Memento excels in posing its philosophical and metaphysical queries through the direct action of the plot, never allowing the pace to flag by taking its own conceit too seriously. Lennie, much as he did in his former life as an insurance investigator, relies on careful records of fact and observation in order to solve his own mystery. He depends on mechanical methods of observation, most notably his trusty Polaroid. He even extols his methods as superior to memory, noting to Teddy that memories can distort, using as his example the perennial unreliability of eyewitness testimony. However, there are significant instances where his system fails him. One example concerns Natalie, whom we have been fooled into thinking of as someone who is there to help Lennie in the film’s early scenes. Later, however, she bitterly mocks his condition, calling him a “retard,” telling him she can even call his dead wife a whore, and it won’t matter since he will soon forget it anyway. She manages to goad Lennie into hitting her in the face. She leaves, while Lennie frantically searches for a pen to write down what has just happened. But he loses the memory, and Natalie is able to explain he bruises by telling him a drug dealer she works for, and wants Lennie to get rid of, beat her.
In fact, Lennie’s condition makes his quest an exercise in futility and absurdity. As Teddy says late in the film, what good is getting revenge if it will only be forgotten moments later? However, Lennie rejects, or professes to reject, this assessment of his situation. “I must believe there is a world outside myself,” he says. “If I close my eyes, the world does not disppear.” Justice done will still be justice done, whether or not he remembers it.

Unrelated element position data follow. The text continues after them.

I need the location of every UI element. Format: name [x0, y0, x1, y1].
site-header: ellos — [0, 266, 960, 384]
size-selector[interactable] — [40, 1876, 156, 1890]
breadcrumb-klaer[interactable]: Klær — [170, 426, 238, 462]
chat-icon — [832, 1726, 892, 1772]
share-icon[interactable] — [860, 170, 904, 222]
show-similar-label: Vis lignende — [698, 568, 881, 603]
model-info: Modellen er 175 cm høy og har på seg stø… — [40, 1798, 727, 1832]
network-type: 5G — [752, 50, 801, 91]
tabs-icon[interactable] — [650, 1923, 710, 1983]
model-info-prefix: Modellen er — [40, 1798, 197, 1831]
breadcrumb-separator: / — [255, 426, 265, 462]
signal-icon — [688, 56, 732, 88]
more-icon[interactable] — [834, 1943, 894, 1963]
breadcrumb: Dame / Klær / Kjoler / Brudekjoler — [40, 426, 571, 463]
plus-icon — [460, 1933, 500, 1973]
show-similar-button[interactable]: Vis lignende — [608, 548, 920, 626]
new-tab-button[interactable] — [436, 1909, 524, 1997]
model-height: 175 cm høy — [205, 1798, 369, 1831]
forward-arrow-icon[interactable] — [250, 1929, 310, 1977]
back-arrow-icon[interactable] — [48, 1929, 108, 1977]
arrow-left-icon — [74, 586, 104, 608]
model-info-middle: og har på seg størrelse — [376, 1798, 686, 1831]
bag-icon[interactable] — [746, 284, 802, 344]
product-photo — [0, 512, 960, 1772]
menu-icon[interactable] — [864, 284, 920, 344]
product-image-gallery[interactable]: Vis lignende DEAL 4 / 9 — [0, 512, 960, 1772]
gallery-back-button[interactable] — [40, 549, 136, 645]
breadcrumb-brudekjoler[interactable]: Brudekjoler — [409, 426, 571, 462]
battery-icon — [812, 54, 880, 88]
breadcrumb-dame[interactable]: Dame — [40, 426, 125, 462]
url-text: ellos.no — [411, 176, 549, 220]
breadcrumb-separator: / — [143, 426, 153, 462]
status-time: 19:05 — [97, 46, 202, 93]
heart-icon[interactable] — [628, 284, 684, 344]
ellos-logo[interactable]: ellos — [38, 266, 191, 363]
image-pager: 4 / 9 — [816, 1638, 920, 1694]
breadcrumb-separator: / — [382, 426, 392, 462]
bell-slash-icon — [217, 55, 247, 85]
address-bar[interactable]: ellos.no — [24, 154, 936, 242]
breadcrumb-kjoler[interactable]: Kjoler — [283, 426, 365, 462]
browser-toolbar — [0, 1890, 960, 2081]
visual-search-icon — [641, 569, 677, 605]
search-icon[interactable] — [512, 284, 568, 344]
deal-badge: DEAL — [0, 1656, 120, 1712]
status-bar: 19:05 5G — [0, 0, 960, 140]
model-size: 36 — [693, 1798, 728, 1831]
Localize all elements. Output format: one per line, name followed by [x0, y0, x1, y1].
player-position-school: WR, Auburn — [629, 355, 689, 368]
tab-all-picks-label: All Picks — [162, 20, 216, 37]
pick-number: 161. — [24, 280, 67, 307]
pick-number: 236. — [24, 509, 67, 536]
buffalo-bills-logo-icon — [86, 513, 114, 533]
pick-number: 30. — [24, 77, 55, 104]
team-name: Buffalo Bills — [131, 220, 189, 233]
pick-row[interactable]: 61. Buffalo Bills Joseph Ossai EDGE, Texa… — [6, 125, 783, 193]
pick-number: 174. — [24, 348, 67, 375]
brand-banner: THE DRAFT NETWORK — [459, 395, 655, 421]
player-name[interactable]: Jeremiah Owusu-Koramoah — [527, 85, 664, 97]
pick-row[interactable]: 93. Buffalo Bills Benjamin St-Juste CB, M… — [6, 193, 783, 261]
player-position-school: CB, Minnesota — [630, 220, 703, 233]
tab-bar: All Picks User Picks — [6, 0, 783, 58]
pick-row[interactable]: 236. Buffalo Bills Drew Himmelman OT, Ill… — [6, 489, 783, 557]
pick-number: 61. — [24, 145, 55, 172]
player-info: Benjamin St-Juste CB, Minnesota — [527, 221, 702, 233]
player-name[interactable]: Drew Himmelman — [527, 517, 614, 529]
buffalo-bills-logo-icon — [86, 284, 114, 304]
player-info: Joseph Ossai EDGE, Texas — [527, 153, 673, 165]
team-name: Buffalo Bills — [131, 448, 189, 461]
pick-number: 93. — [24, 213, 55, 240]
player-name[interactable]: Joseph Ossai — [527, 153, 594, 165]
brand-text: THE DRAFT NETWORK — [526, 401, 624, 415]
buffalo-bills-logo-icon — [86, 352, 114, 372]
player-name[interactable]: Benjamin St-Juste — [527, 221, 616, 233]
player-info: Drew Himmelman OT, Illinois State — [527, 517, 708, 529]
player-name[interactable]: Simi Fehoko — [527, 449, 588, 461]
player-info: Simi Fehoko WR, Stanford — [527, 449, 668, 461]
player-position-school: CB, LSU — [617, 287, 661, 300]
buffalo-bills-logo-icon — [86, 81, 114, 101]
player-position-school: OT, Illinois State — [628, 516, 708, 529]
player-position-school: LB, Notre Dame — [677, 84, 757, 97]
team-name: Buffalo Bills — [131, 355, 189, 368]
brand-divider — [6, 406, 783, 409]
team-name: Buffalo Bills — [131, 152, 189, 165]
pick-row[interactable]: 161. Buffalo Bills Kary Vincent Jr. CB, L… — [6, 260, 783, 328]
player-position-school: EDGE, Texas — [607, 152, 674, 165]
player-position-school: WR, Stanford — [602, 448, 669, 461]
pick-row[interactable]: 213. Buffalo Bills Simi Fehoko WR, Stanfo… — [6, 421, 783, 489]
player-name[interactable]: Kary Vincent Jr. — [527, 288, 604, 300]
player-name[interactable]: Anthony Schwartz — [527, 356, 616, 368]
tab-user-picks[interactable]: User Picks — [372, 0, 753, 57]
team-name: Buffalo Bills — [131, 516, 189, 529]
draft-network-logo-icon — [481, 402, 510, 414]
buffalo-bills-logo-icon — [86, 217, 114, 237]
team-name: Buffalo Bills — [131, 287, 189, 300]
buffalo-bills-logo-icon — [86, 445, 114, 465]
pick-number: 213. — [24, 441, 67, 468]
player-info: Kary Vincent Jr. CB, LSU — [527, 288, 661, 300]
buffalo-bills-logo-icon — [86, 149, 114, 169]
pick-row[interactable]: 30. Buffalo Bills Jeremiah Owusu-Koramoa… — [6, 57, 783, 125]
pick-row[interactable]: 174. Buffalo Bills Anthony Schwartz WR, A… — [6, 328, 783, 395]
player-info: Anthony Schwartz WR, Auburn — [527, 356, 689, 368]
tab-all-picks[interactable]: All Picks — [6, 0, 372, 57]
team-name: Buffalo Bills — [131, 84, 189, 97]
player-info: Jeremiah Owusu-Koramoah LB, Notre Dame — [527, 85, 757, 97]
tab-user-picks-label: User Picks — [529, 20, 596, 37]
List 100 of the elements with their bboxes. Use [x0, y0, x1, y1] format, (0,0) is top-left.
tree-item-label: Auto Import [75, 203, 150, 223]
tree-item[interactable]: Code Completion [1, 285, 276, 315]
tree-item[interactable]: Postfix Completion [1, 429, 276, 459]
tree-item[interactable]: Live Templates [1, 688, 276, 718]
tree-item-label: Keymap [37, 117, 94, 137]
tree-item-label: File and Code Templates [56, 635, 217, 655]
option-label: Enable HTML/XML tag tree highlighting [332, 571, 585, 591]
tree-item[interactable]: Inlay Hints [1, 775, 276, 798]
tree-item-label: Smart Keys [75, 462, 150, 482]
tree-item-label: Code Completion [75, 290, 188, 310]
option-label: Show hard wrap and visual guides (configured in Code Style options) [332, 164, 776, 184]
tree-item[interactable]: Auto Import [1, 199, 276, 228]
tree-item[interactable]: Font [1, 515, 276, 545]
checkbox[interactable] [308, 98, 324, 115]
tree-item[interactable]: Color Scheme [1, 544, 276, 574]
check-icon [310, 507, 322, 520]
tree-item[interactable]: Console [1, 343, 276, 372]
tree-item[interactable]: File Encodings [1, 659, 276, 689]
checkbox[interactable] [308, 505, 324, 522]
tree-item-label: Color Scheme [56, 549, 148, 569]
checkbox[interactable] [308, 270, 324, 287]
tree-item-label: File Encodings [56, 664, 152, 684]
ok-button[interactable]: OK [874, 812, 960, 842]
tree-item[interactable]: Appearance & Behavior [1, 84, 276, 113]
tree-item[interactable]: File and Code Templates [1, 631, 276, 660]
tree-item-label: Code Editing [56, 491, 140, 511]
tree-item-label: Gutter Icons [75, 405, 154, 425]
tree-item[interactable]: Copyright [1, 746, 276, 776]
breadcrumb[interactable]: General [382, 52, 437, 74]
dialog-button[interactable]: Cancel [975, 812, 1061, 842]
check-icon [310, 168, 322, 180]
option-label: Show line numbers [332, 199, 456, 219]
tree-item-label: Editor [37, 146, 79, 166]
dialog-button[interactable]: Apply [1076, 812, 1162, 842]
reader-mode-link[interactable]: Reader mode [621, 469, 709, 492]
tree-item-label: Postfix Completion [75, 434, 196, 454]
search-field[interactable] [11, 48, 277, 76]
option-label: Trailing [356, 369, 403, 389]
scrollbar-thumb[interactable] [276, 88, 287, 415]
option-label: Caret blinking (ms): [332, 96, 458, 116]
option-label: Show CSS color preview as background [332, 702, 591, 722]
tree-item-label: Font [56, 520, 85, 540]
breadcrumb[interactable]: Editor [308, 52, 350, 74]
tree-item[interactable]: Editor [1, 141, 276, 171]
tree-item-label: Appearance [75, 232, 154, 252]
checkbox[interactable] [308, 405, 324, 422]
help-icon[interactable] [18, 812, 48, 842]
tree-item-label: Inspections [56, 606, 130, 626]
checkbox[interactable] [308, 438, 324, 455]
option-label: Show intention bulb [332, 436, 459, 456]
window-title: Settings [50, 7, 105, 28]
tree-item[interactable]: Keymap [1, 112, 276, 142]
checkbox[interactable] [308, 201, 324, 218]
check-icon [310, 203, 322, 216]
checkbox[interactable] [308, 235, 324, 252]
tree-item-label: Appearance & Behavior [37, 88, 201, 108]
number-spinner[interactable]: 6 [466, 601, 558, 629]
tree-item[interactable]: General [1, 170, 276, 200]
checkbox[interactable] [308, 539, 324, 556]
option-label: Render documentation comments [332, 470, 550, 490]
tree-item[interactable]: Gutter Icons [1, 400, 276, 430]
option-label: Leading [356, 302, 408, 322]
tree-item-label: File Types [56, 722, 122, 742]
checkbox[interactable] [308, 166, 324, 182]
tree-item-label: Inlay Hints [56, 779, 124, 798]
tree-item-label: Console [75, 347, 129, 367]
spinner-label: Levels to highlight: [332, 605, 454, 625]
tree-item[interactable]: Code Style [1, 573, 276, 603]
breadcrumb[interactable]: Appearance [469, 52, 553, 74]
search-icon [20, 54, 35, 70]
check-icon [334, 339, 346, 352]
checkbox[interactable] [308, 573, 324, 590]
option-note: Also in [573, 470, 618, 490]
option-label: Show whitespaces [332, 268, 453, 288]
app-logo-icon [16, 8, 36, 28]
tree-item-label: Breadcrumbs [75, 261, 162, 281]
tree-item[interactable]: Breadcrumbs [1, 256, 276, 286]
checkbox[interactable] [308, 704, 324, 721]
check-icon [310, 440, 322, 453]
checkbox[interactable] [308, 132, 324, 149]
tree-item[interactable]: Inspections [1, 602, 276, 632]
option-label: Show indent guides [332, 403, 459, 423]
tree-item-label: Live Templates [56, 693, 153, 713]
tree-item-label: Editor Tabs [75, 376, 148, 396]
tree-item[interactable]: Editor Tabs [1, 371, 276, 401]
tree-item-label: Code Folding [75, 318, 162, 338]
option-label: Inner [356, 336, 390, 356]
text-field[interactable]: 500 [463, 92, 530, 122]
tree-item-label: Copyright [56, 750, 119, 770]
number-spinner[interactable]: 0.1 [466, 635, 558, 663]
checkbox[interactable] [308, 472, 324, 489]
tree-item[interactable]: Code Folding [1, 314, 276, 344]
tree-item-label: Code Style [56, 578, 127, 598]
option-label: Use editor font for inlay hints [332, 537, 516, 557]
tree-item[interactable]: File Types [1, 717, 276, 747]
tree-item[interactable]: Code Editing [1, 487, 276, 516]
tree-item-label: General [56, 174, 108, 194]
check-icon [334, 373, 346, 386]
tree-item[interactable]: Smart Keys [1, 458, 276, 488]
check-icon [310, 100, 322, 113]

Lennie’s condition not only allows Memento to pose serious questions about identity, but also allows the film to function as a brilliant parody of the neo-noir genre. There are many instances where Nolan punctures the hallmarks of this type of film. In one scene Lennie finds himself running, and asks himself why he is running. He looks around and sees another man near him also running and thinks, “Oh, I’m chasing this guy.” But as the man begins shooting at him, he realizes, “Wait, he’s chasing me!” The desk clerk at the hotel where Lennie is staying rents two rooms for Lennie, explaining, “We’re a little slow this month.” Natalie, skeptical about the truth of Lennie’s condition, conducts an experiments. She has a bar patron, herself, and Lennie all spit into a mug of beer, after which she successfully serves it to him.
Christopher Nolan, with both Following and this film, proves himself to be a director well worth close attention. Nolan’s crisp, precise script (based on a short story by his brother Jonathan) moves at a swift clip, capturing the loops of double-crosses, lies, betrayals, and “explanations” which prove to be anything but. Memento is also anchored by excellent performances all around by actors who acquit themselves with letter-perfect precision in keeping the audience guessing as to their true motives and affiliations. Especially fine is Joe Pantoliano, who proves once again, as he has in such films as Midnight Run and The Matrix, that he is one of the best character actors currently working. Guy Pearce is also impressive, effectively and poignantly conveying the confusion and uncertainty of Lennie’s struggle to cling to a sense of who he is.